I need to find which percentile of a group of numbers is over a threshold value. Is there a way that this can be speed up? My implementation is much too slow for the intended application. In case this changes anything, I am running my program using mpirun -np 100 python program.py
. I cannot use numba, as the rest of this program uses try/except statements.
import numpy as np
my_vals = []
threshold_val = 0.065
for i in range(60000):
my_vals.append(np.random.normal(0.05, 0.02))
for i in np.arange(0,100,0.001):
if np.percentile(my_vals,i) > threshold_val:
perc = 1*i
break
else: perc = 100
Since the Gaussian (Normal) distribution produces a bell-curve, you should be able to calculate the percentile with the highest probability of being optimal and then write your code to check there first, and then use a modified binary search to find the optimal lowest threshold.
For example, if you determine that your parameters are most likely to favor e.g. 17.951 (this is an example only, I didn't actually bother computing it), then begin near that point rather than starting at 0. Treat this like a binary search - start your lower limit at 0 and your upper limit at 100.0, and set the point to bisect the list as the optimal percentile for the distribution.
If your current upper limit is over threshold_val
, bisect the lower half to find the lowest such value that matches; if it is not over the threshold, bisect the upper half, etc.
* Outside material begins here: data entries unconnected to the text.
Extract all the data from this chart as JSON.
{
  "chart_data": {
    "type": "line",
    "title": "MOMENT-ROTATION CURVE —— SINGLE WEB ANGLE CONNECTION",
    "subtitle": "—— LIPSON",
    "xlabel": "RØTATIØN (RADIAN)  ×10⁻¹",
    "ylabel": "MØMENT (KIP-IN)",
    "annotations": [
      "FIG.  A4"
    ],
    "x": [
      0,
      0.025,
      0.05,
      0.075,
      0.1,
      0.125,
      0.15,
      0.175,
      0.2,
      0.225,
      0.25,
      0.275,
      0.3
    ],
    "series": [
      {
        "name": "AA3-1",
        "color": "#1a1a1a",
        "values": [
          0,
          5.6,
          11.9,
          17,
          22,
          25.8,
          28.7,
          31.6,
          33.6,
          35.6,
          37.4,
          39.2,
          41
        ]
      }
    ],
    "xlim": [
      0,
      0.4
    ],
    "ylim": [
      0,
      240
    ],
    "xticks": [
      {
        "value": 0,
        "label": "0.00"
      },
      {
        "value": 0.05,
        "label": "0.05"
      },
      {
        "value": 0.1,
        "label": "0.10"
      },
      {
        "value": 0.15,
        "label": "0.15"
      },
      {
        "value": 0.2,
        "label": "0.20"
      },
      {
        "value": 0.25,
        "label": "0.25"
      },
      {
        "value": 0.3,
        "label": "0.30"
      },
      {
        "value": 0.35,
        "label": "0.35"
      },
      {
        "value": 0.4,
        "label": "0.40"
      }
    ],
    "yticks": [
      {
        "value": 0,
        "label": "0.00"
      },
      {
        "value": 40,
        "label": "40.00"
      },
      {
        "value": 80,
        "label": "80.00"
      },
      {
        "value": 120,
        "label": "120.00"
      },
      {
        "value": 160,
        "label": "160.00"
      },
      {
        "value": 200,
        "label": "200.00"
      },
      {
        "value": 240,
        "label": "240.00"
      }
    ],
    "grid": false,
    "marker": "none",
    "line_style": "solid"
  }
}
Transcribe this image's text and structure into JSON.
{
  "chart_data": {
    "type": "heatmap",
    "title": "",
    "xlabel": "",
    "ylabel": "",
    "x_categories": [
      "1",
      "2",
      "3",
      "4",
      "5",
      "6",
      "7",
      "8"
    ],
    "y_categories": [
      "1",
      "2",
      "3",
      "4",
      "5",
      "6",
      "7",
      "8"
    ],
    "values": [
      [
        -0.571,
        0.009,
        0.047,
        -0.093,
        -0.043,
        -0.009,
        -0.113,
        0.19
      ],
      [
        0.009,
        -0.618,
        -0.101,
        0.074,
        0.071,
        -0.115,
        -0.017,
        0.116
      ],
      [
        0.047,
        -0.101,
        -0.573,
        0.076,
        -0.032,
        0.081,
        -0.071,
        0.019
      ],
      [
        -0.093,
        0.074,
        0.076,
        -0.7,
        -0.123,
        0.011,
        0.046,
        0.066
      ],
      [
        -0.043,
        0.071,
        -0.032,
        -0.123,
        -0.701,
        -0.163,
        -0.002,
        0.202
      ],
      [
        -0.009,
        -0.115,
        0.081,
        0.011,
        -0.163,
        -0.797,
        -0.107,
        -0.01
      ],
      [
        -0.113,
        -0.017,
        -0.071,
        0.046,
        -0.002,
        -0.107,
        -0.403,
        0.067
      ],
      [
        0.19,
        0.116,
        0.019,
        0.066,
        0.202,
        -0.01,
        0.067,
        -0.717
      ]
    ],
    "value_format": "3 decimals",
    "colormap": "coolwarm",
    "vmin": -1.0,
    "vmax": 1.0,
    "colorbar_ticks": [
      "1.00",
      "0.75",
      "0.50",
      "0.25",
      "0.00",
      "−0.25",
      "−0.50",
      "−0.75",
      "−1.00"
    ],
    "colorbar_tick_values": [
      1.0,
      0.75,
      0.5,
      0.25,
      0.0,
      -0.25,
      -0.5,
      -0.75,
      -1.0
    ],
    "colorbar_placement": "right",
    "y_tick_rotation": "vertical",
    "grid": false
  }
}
So, e.g. in the range 0.000 to 100.000, if you start at 17.951 and find that it is not above the threshold, adjust to bounds to 17.952 to 100.000 and try 58.976 (halfway between). As soon as you find a value that is above the threshold, then use that value as the upper bound (since it is a non-optimal answer). Continue this process until the lower and upper bounds are 0.001 apart, which gives you the optimal answer. On average, you should have to run about 17 tests rather than 100,000.
You may also be able to automate the computation of the optimal value in case your normal distribution will change, since the distribution produces a bell-curve, and you will know the statistics of that bell-curve based on the parameters anyway.
Your solution only needs to find the lowest value for which the percentile is above your threshold, so this approach should minimize the number of samples you need to check.
One more hint: np.percentile has to sorts the my_vals 100,000 times in your code; I do not know whether a pre-sorted list would help, but it may be worth checking (you'll probably have to test several possible sort parameters since it doesn't appear to be documented in which direction it sorts).